Extrae is the instrumentation package that captures information during the program execution and generates Paraver (and Dimemas) traces. It can use different mechanisms to insert the probes that vary from static interception of the runtime calls linking with the Extrae library to dynamic instrumentation using Dyninst. The most frequent scenario is to use LD_PRELOAD to intercept production binaries at loading time. The information collected by Extrae includes entry and exit to the programming model runtime, hardware counters (PAPI), call stack reference, user functions, periodic samples and user events.

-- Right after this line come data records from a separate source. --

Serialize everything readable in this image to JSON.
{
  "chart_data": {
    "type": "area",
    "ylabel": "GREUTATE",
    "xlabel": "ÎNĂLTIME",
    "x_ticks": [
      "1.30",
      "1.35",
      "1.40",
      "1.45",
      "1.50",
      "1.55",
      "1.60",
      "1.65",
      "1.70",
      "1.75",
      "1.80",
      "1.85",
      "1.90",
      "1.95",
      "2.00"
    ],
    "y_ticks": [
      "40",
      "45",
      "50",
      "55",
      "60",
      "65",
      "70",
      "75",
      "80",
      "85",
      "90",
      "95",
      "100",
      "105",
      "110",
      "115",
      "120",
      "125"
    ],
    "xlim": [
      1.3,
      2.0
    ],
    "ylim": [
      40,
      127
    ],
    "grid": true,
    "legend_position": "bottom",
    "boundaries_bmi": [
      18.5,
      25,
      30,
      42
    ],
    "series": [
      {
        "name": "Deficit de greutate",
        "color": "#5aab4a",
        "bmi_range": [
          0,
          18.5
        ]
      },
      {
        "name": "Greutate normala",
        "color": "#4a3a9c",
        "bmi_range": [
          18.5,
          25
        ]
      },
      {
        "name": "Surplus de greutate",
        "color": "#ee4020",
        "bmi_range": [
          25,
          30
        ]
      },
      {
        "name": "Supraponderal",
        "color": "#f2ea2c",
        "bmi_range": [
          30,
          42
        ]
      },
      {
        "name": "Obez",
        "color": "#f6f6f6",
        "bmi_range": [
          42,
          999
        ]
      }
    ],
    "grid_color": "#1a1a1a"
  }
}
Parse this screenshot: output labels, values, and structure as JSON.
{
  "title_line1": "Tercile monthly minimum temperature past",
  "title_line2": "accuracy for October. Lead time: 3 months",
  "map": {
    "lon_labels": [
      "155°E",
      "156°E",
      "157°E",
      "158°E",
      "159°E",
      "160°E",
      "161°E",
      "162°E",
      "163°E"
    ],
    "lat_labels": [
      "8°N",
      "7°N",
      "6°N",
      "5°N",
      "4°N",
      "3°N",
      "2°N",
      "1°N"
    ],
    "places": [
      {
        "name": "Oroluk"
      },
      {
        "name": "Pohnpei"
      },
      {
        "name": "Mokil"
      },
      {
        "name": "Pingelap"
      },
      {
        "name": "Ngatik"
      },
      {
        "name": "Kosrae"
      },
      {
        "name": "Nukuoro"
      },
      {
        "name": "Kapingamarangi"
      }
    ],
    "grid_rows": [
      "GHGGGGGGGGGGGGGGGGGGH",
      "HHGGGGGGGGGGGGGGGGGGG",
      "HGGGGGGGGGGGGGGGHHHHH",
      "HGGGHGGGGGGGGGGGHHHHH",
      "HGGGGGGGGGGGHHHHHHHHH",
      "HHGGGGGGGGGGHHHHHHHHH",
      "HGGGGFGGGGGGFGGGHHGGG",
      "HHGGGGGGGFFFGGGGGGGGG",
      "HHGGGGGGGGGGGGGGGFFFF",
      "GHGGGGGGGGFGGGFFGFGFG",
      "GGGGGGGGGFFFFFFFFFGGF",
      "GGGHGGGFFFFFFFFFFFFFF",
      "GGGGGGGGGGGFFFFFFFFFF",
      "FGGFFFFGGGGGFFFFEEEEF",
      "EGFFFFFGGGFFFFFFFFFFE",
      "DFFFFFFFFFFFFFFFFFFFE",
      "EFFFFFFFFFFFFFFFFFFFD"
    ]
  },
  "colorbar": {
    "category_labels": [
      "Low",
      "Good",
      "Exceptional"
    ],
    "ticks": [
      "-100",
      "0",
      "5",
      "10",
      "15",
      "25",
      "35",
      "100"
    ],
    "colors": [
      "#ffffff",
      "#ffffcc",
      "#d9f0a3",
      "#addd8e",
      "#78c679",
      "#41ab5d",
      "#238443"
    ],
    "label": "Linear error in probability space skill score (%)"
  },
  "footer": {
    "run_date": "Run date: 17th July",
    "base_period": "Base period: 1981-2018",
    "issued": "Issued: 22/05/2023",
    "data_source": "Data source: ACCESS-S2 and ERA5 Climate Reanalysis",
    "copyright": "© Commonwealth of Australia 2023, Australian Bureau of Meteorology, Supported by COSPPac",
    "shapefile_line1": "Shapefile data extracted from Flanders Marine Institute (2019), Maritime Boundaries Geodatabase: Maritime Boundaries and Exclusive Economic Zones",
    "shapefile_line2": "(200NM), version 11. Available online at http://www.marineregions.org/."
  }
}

Paraver is a very flexible data browser. In Paraver metrics are not hardwired on the tool but programmed. Using a filter and a semantic module, the analyst can create time-lines, profiles and histograms from trace-files to selectively display a huge number of performance metrics. The different views can be easily combined to find correlations among the causes of performance drawbacks. To capture the expert's knowledge, any set of views can be saved as a Paraver configuration file, to be reused in subsequent analyses. Paraver also features performance analytics tools, such as clustering and folding, that increase the richness on the analysis by giving insight of the overall execution behavior as well as fine-grain measurements for computation regions. The tool has demonstrated to be very useful for performance analysis studies, giving much more details about the applications behaviour than most performance tools.
Illustration: Paraver Folding Analysis
MAQAO (Modular Assembly Quality Analyzer and Optimizer) is a performance analysis and optimisation tool suite. Its main goal is to provide application developers with synthetic reports in order to help them optimizing their code. The tool mixes both dynamic and static analyses based on its ability to reconstruct high level structures such as functions and loops from an application binary. Since MAQAO operates at binary level, it is agnostic with regard to the language used in the source code.

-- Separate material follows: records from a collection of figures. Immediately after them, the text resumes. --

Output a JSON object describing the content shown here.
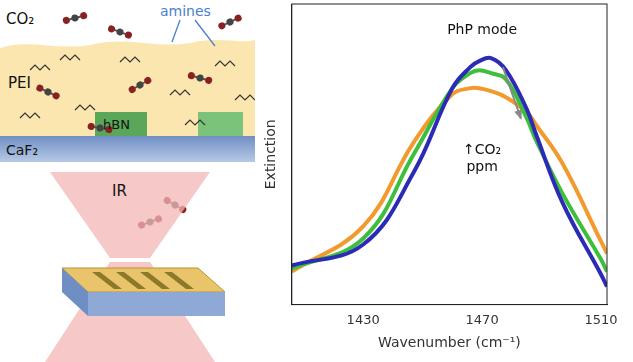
{
  "diagram": {
    "labels": {
      "co2": "CO₂",
      "amines": "amines",
      "pei": "PEI",
      "hbn": "hBN",
      "substrate": "CaF₂",
      "beam": "IR"
    }
  },
  "chart_data": {
    "type": "line",
    "x_label": "Wavenumber (cm⁻¹)",
    "y_label": "Extinction",
    "annotations": [
      "PhP mode",
      "↑CO₂ ppm"
    ],
    "x": [
      1406,
      1430,
      1447,
      1460,
      1466,
      1469,
      1473,
      1478,
      1485,
      1488,
      1497,
      1510,
      1512
    ],
    "series": [
      {
        "color": "#2b2bb5",
        "values": [
          0.13,
          0.2,
          0.44,
          0.72,
          0.79,
          0.81,
          0.82,
          0.78,
          0.65,
          0.57,
          0.34,
          0.1,
          0.06
        ]
      },
      {
        "color": "#3dbf3d",
        "values": [
          0.12,
          0.22,
          0.5,
          0.72,
          0.77,
          0.78,
          0.77,
          0.75,
          0.62,
          0.55,
          0.37,
          0.15,
          0.11
        ]
      },
      {
        "color": "#f39a2e",
        "values": [
          0.11,
          0.26,
          0.54,
          0.7,
          0.72,
          0.72,
          0.71,
          0.69,
          0.64,
          0.6,
          0.47,
          0.21,
          0.17
        ]
      }
    ],
    "xlim": [
      1406,
      1512
    ],
    "xticks": [
      1430,
      1470,
      1510
    ],
    "ylim": [
      0,
      1
    ],
    "tick_labels": "x",
    "grid": false
  }
}
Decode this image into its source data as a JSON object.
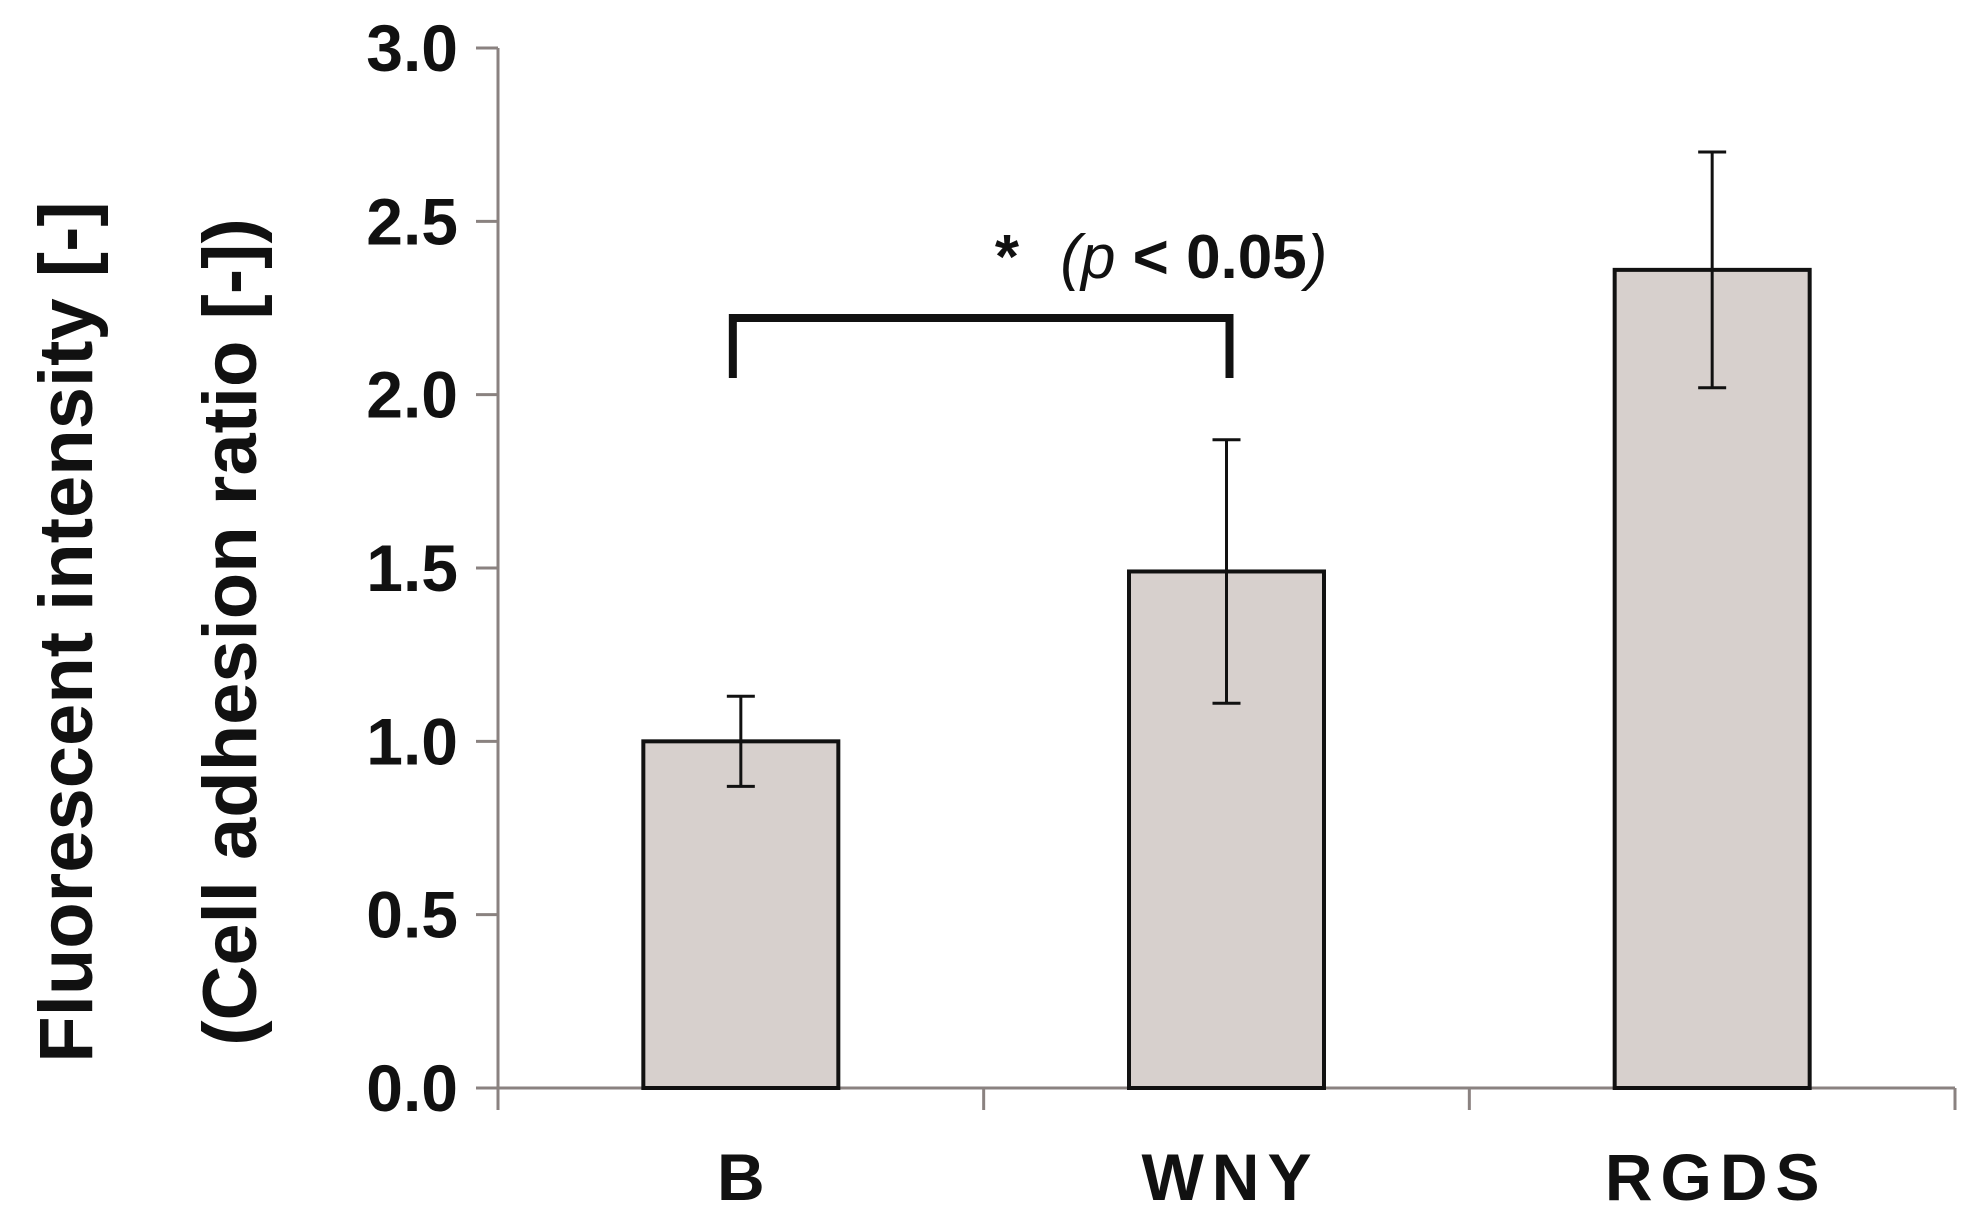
{
  "chart_data": {
    "type": "bar",
    "categories": [
      "B",
      "WNY",
      "RGDS"
    ],
    "values": [
      1.0,
      1.49,
      2.36
    ],
    "error_lower": [
      0.87,
      1.11,
      2.02
    ],
    "error_upper": [
      1.13,
      1.87,
      2.7
    ],
    "ylabel_line1": "Fluorescent intensity [-]",
    "ylabel_line2": "(Cell adhesion ratio [-])",
    "ylim": [
      0,
      3.0
    ],
    "yticks": [
      "0.0",
      "0.5",
      "1.0",
      "1.5",
      "2.0",
      "2.5",
      "3.0"
    ],
    "grid": false,
    "colors": {
      "bar_fill": "#d7d0cd",
      "bar_stroke": "#111111",
      "axis": "#8a8280"
    },
    "annotation": {
      "from": "B",
      "to": "WNY",
      "star": "*",
      "open_paren": "(",
      "p_symbol": "p",
      "condition": " < 0.05",
      "close_paren": ")"
    }
  }
}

Another key feature of MAQAO is its extensibility. Users can easily write their own modules thanks to an API using the Lua scripting language, allowing fast prototyping of new MAQAO modules.

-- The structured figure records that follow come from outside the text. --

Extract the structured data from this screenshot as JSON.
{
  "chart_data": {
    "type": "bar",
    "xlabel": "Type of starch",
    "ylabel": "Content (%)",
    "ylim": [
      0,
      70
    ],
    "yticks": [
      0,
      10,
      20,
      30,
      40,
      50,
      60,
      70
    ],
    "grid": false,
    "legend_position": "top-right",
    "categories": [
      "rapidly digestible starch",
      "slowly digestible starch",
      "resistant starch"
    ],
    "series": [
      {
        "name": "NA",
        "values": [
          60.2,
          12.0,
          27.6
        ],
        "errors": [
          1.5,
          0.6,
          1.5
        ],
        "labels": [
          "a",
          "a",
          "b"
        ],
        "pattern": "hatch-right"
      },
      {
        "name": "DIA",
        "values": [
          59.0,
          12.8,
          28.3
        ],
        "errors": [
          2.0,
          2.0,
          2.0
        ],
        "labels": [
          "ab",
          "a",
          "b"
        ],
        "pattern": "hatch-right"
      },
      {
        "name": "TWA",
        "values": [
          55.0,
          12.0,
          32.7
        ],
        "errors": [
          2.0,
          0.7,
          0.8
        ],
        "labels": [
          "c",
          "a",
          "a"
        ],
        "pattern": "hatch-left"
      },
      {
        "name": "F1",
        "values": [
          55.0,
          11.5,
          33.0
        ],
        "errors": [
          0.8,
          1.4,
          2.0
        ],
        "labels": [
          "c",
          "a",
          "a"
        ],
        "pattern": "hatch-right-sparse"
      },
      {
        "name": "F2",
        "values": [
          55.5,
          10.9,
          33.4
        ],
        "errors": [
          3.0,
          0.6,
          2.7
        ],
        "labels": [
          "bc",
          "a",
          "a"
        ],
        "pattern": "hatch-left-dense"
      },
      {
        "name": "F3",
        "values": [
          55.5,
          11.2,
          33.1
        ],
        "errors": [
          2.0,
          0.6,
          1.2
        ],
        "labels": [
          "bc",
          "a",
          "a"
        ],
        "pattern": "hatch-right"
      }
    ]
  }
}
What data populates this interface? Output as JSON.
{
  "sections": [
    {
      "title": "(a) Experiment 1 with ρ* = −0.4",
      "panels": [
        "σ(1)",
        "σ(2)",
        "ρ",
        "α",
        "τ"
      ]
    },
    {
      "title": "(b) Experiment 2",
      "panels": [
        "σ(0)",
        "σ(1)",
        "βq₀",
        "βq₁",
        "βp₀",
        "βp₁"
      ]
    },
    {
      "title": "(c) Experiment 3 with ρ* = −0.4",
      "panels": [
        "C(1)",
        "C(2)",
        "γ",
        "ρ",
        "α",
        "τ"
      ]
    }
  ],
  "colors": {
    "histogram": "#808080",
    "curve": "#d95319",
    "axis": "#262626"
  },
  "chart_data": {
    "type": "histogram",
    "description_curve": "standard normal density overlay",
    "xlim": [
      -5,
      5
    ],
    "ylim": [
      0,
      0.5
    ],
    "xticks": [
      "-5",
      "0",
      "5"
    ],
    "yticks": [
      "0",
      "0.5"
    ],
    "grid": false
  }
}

MAQAO has also been designed to concurrently support multiple architectures. At the moment, the Intel64, Xeon Phi and ARM architectures are implemented.
The main modules of MAQAO are first, LProf, a sampling-based lightweight profiler offering results at both function and loop levels and capable of categorizing its results depending on their source; second, CQA (Code Quality Analyzer), a static analyser assessing the quality of the code generated by the compiler and producing a set of reports describing potential issues, estimations of the gain if fixed, and hints on how to achieve this. Other modules, currently in beta version, allow performing value profiling, decremental analysis, and memory profiling.
Partner: Université de Versailles Saint Quentin (UVSQ)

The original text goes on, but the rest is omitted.